"Usulan Denny Indrayana agar Presiden Jokowi menerbitkan Perppu yang memberikan hak imunitas bagi pimpinan KPK bisa menjadi solusi bagi kisruh KPK Vs Polri ini," kata Habiburokhman melalui surat elektronik, Minggu (25/1/2015).
Menurut Habiburokhman, kejadian akhir-akhir ini memprihatinkan karena satu demi satu pimpinan KPK disibukkan dengan persoalan hukum pribadi masa lalu yang terkesan dicari-cari dan nyaris tidak masuk akal. Ia mencontohkan kasus yang digunakan untuk menjerat Bambang Widjojanto (BW), disebutnya aneh karena peristiwa itu terjadi di 2010 tapi dilaporkan di 2015.
SCROLL TO CONTINUE WITH CONTENT
"Yang lebih parah, kriminalisasi tersebut dapat membuat pimpinan dan jajaran dibawahnya demoralisasi atau bahkan trauma dalam mengusut perkara-perkara korupsi beresiko tinggi. Kita tentu tidak bisa begitu saja menstigma apa yang terjadi pada pimpinan KPK kali ini sebagai bagian dari fenomena 'coruptor fight back', namun secara umum fenomena tersebut adalah fenomena yang biasa terjadi dalam perang melawan koruptor yang memang pejabat negara dan memegang kekuasaan akan memakai segala kekuasaannya untuk melindungi diri," tambahnya.
Kemudian Habiburokhman menilai tantangan yang dihadapi akan semakin besar jika yang dibidik adalah pejabat di bidang hukum. Hal ini karena pejabat tersebut memiliki kewenangan melakukan tindakan hukum untuk menyerang balik.
"Untuk itu hak imunitas bagi pimpinan KPK sudah saatnya direalisasikan namun dengan batasan yang jelas. Secara teknis pengaturan soal hak imunitas tersebut bisa dituangkan dalam produk hukum Perppu yang dalam waktu dekat bisa segera dikeluarkan oleh Presiden untuk kemudian disetujui oleh DPR," ujar Habiburokhman.
Ia mengusulkan Perppu itu mengatur jaminan agar pimpinan KPK tidak bisa dituntut secara pidana atas perbuatan hukum yang ia lakukan sebelum menjabat. Perlua digarisbawahi, tambah Habiburokhman, jika hak imunitas itu hanya berlaku sepanjang masa jabatan dan akan hilang dengan sendirinya jika tidak lagi menjabat sebagai pimpinan KPK.
"Dengan demikian Perppu tersebut tidak akan melanggar azas persamaan di muka hukum (equality before the law).
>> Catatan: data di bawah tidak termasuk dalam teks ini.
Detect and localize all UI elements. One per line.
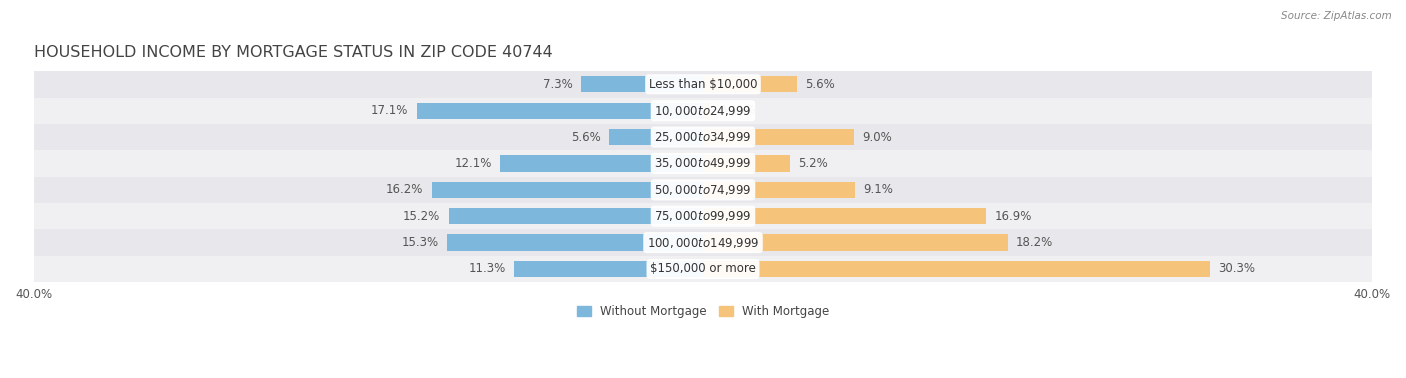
Text: 5.6%: 5.6% bbox=[571, 130, 600, 144]
Legend: Without Mortgage, With Mortgage: Without Mortgage, With Mortgage bbox=[572, 300, 834, 323]
Text: $10,000 to $24,999: $10,000 to $24,999 bbox=[654, 104, 752, 118]
Text: 15.3%: 15.3% bbox=[402, 236, 439, 249]
Text: 30.3%: 30.3% bbox=[1219, 262, 1256, 276]
Bar bbox=[34, 150, 1372, 177]
Bar bbox=[34, 203, 1372, 229]
Text: 5.6%: 5.6% bbox=[806, 78, 835, 91]
Bar bbox=[703, 76, 797, 93]
Text: 7.3%: 7.3% bbox=[543, 78, 572, 91]
Text: Source: ZipAtlas.com: Source: ZipAtlas.com bbox=[1281, 11, 1392, 21]
Bar bbox=[581, 76, 703, 93]
Bar bbox=[416, 102, 703, 119]
Text: 12.1%: 12.1% bbox=[454, 157, 492, 170]
Text: $100,000 to $149,999: $100,000 to $149,999 bbox=[647, 235, 759, 249]
Bar bbox=[703, 208, 986, 225]
Bar bbox=[703, 234, 1008, 251]
Text: 16.2%: 16.2% bbox=[387, 183, 423, 196]
Text: 18.2%: 18.2% bbox=[1017, 236, 1053, 249]
Text: Less than $10,000: Less than $10,000 bbox=[648, 78, 758, 91]
Bar bbox=[501, 155, 703, 172]
Text: 9.0%: 9.0% bbox=[862, 130, 891, 144]
Text: $50,000 to $74,999: $50,000 to $74,999 bbox=[654, 183, 752, 197]
Bar bbox=[34, 124, 1372, 150]
Text: $25,000 to $34,999: $25,000 to $34,999 bbox=[654, 130, 752, 144]
Bar bbox=[34, 71, 1372, 98]
Bar bbox=[34, 98, 1372, 124]
Bar bbox=[703, 102, 710, 119]
Bar bbox=[703, 155, 790, 172]
Bar bbox=[609, 129, 703, 145]
Text: HOUSEHOLD INCOME BY MORTGAGE STATUS IN ZIP CODE 40744: HOUSEHOLD INCOME BY MORTGAGE STATUS IN Z… bbox=[34, 45, 553, 60]
Bar bbox=[513, 261, 703, 277]
Text: 9.1%: 9.1% bbox=[863, 183, 894, 196]
Text: 11.3%: 11.3% bbox=[468, 262, 506, 276]
Bar bbox=[34, 229, 1372, 256]
Bar bbox=[449, 208, 703, 225]
Text: 17.1%: 17.1% bbox=[371, 104, 409, 117]
Text: 16.9%: 16.9% bbox=[994, 210, 1032, 223]
Bar bbox=[34, 177, 1372, 203]
Bar bbox=[703, 261, 1211, 277]
Bar bbox=[447, 234, 703, 251]
Text: $150,000 or more: $150,000 or more bbox=[650, 262, 756, 276]
Text: 15.2%: 15.2% bbox=[404, 210, 440, 223]
Bar bbox=[703, 182, 855, 198]
Text: $75,000 to $99,999: $75,000 to $99,999 bbox=[654, 209, 752, 223]
Bar bbox=[432, 182, 703, 198]
Text: $35,000 to $49,999: $35,000 to $49,999 bbox=[654, 156, 752, 170]
Text: 0.41%: 0.41% bbox=[718, 104, 755, 117]
Bar bbox=[34, 256, 1372, 282]
Bar bbox=[703, 129, 853, 145]
Text: 5.2%: 5.2% bbox=[799, 157, 828, 170]
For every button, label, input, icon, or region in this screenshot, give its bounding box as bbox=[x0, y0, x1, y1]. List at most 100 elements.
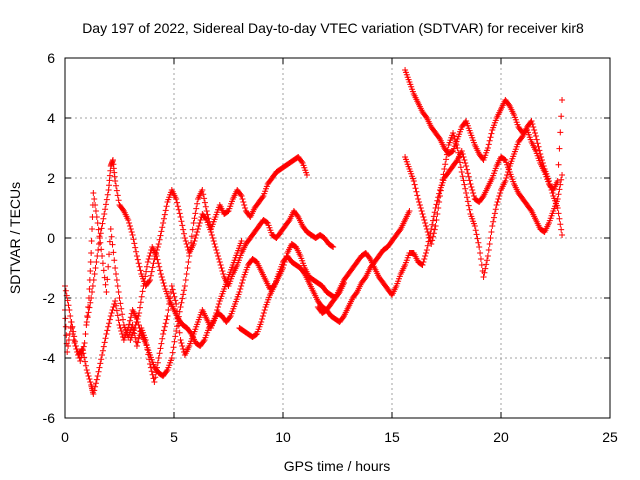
data-point-track-h-4-1 bbox=[78, 354, 85, 361]
data-point-track-g-11 bbox=[450, 130, 457, 136]
data-point-track-a-5-4 bbox=[87, 379, 94, 385]
data-point-track-h-36-2 bbox=[214, 307, 221, 313]
data-point-track-a-40-4 bbox=[237, 191, 244, 198]
data-point-track-h-24-1 bbox=[160, 327, 167, 334]
data-point-track-g-8 bbox=[436, 193, 443, 199]
data-point-track-a-29-4 bbox=[189, 226, 196, 233]
data-point-track-a-25-4 bbox=[172, 333, 179, 340]
data-point-track-a-32-2 bbox=[201, 195, 208, 202]
data-point-track-g-12-3 bbox=[457, 159, 464, 166]
data-point-track-c-25 bbox=[236, 289, 243, 295]
data-point-track-b-13 bbox=[133, 253, 140, 259]
data-point-track-d-5-3 bbox=[260, 310, 267, 316]
data-point-track-a-8-4 bbox=[98, 356, 105, 363]
data-point-track-h-8 bbox=[90, 190, 97, 196]
data-point-track-g-16-3 bbox=[474, 235, 481, 242]
data-point-track-a-30-2 bbox=[192, 210, 199, 217]
data-point-track-b-8-4 bbox=[115, 197, 122, 204]
data-point-track-b-0-3 bbox=[86, 304, 93, 311]
data-point-track-b-32-3 bbox=[219, 268, 226, 274]
data-point-track-a-28-3 bbox=[184, 265, 191, 271]
data-point-track-b-23 bbox=[177, 214, 184, 220]
data-point-track-b-27 bbox=[194, 226, 201, 232]
data-point-track-b-32-4 bbox=[220, 271, 227, 277]
data-point-track-h-21 bbox=[147, 361, 154, 367]
y-tick-label-1: -4 bbox=[43, 350, 56, 366]
data-point-track-g-19-2 bbox=[486, 241, 493, 247]
data-point-track-a-27 bbox=[177, 304, 184, 310]
data-point-track-h-14-3 bbox=[119, 311, 126, 318]
data-point-track-b-0-4 bbox=[87, 299, 94, 306]
x-tick-label-3: 15 bbox=[384, 429, 400, 445]
data-point-track-a-13-3 bbox=[119, 331, 126, 337]
data-point-track-b-23-2 bbox=[179, 222, 186, 229]
data-point-track-a-26 bbox=[173, 328, 180, 334]
data-point-track-a-0-1 bbox=[62, 287, 69, 294]
data-point-track-h-27-4 bbox=[176, 329, 183, 336]
data-point-track-g-17-3 bbox=[478, 262, 485, 268]
data-point-track-c-3-1 bbox=[141, 278, 148, 285]
data-point-track-h-17-2 bbox=[131, 330, 138, 337]
data-point-track-b-12-3 bbox=[132, 244, 139, 251]
data-point-track-h-27-2 bbox=[174, 315, 181, 322]
data-point-track-b-1-2 bbox=[89, 283, 96, 289]
data-point-track-a-28-1 bbox=[182, 277, 189, 283]
data-point-track-c-25-2 bbox=[238, 283, 245, 289]
data-point-track-h-18 bbox=[133, 343, 140, 349]
data-point-track-h-21-1 bbox=[147, 364, 154, 371]
data-point-track-c-3-4 bbox=[143, 263, 150, 270]
data-point-track-g-2-1 bbox=[411, 181, 418, 188]
data-point-track-g-11-2 bbox=[451, 136, 458, 142]
data-point-track-f-36 bbox=[559, 97, 566, 103]
data-point-track-e-33-2 bbox=[460, 154, 467, 160]
data-point-track-h-20-1 bbox=[143, 341, 150, 348]
data-point-track-h-27-1 bbox=[174, 308, 181, 315]
data-point-track-g-2 bbox=[410, 178, 417, 184]
data-point-track-g-9-4 bbox=[444, 146, 451, 153]
data-point-track-g-20 bbox=[489, 223, 496, 229]
data-point-track-b-24-3 bbox=[184, 244, 191, 250]
data-point-track-a-30-4 bbox=[194, 200, 201, 207]
data-point-track-a-27-3 bbox=[180, 291, 187, 298]
data-point-track-h-4-2 bbox=[79, 350, 86, 357]
data-point-track-a-8-1 bbox=[95, 368, 102, 375]
data-point-track-a-33 bbox=[203, 208, 210, 214]
data-point-track-a-9-4 bbox=[102, 335, 109, 342]
data-point-track-b-31 bbox=[212, 244, 219, 250]
data-point-track-h-7 bbox=[88, 250, 95, 256]
y-tick-label-4: 2 bbox=[47, 170, 55, 186]
data-point-track-b-11 bbox=[125, 217, 132, 223]
data-point-track-a-15-2 bbox=[126, 317, 133, 324]
data-point-track-g-21-2 bbox=[495, 196, 502, 202]
data-point-track-b-8-1 bbox=[113, 182, 120, 189]
data-point-track-g-14-3 bbox=[465, 202, 472, 209]
data-point-track-h-3 bbox=[72, 343, 79, 349]
data-point-track-d-5-1 bbox=[259, 316, 266, 322]
data-point-track-a-9 bbox=[99, 352, 106, 358]
data-point-track-h-17-3 bbox=[132, 334, 139, 341]
data-point-track-f-19 bbox=[484, 145, 491, 151]
data-point-track-g-30-2 bbox=[534, 140, 541, 147]
data-point-track-h-6 bbox=[85, 295, 92, 301]
data-point-track-h-20-4 bbox=[146, 356, 153, 363]
data-point-track-g-5 bbox=[423, 226, 430, 232]
data-point-track-b-2-4 bbox=[96, 241, 103, 247]
data-point-track-e-33-1 bbox=[459, 151, 466, 157]
data-point-track-h-13-1 bbox=[113, 271, 120, 277]
data-point-track-g-23 bbox=[502, 178, 509, 184]
data-point-track-g-23-2 bbox=[504, 172, 511, 178]
data-point-track-g-18 bbox=[480, 274, 487, 280]
data-point-track-b-22-4 bbox=[176, 210, 183, 217]
data-point-track-g-19-4 bbox=[488, 229, 495, 235]
data-point-track-a-4-4 bbox=[82, 362, 89, 369]
data-point-track-e-34 bbox=[463, 163, 470, 169]
data-point-track-g-13-4 bbox=[462, 185, 469, 192]
data-point-track-e-34-4 bbox=[466, 177, 473, 184]
data-point-track-b-3-4 bbox=[100, 215, 107, 222]
data-point-track-c-25-3 bbox=[239, 280, 246, 286]
data-point-track-h-4-3 bbox=[79, 347, 86, 354]
data-point-track-g-35-1 bbox=[555, 210, 562, 217]
data-point-track-g-12-4 bbox=[457, 164, 464, 171]
data-point-track-a-30 bbox=[190, 220, 197, 226]
y-tick-label-0: -6 bbox=[43, 410, 56, 426]
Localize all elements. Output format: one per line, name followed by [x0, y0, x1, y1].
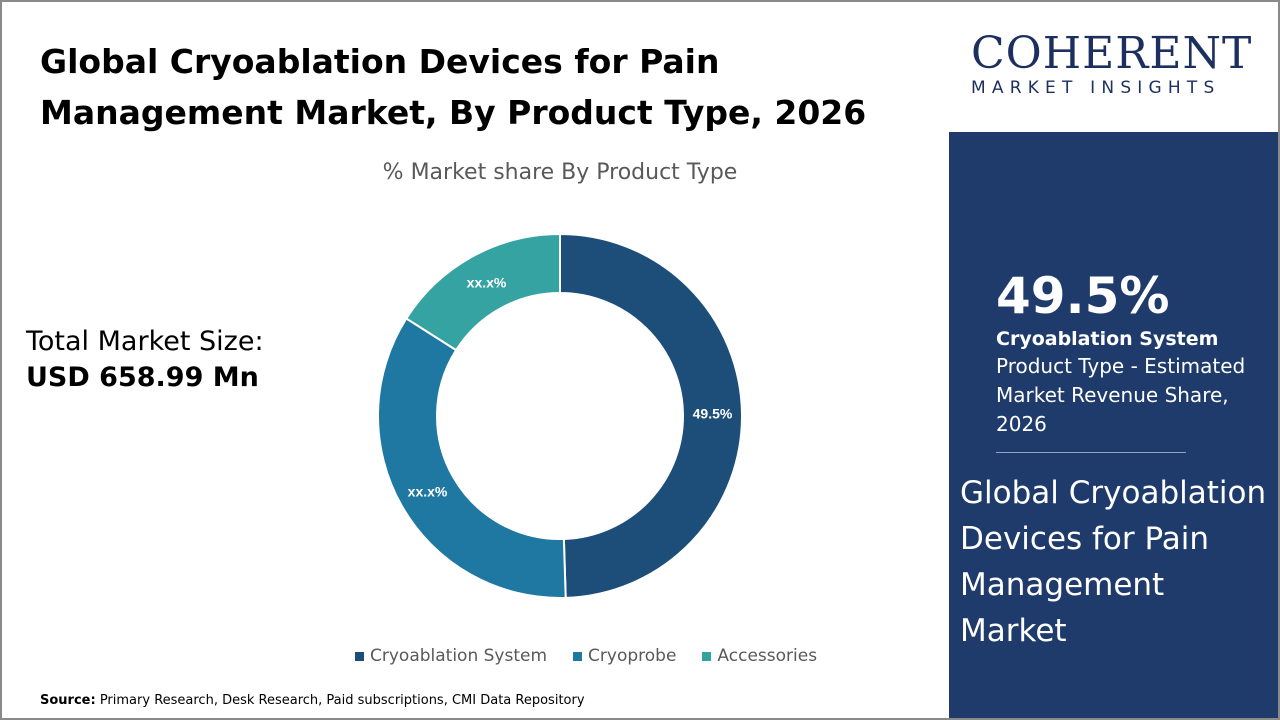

Dengan adanya hak imunitas ini maka pimpinan KPK bisa konsentrasi penuh menyelesaikan tugas-tugasnya yang begitu berat tanpa takut mendapatkan persoalan atas peristiwa hukum yang terjadi bertahun-tahun sebelumnya," pungkas Habiburokhman.
Pemberian hak imunitas ini, menurut Habiburokhman, sejalan dengan penyempurnaan proses seleksi pimpinan KPK, baik di tingkat panitia seleksi maupun DPR. Sehingga orang-orang yang sejak awal terdeteksi bermasalah harus sudah dinyatakan gugur terlebih dahulu dalam proses seleksi tersebut, jadi KPK juga tidak dijadikan bungker untuk lari dari masalah hukum.
"Perlindungan hukum atau hak imunitas dalam pemberantasan tindak pidana korupsi sebenarnya bukan merupakan hal baru bagi kita. Selama ini sudah ada perlindungan hukum yang diberikan kepada saksi pelapor kasus korupsi. Pasal 10 ayat (1) UU 13/2006 yang menyatakan, 'saksi, korban dan pelapor tidak dapat dituntut secara hukum baik pidana maupun perdata atas laporan, kesaksian yang akan, sedang atau telah diberikannya," papar Habiburokhman.
"Selain itu, Pasal 15 Undang-Undang Nomor 30 Tahun 2002 tentang Komisi Pemberantasan Tindak Pidana Korupsi menyatakan, KPK berkewajiban untuk memberikan perlindungan terhadap saksi atau pelapor yang menyampaikan laporan ataupun memberikan keterangan mengenai terjadinya tindak pidana korupsi," tambahnya.
Sehingga ia menyatakan jika saksi saja dapat perlindungan hukum dan imunitas, maka sangat wajar jika pimpinanKPK mendapatkan hal yang sama. "Presiden Jokowi sebagai pemegang mandat dari rakyat sebagai kepala negara dan sekaligus kepala pemerintahan harus mau menggunakan kewenangannya menyelesaikan kisruh ini," tutup Habiburokhman.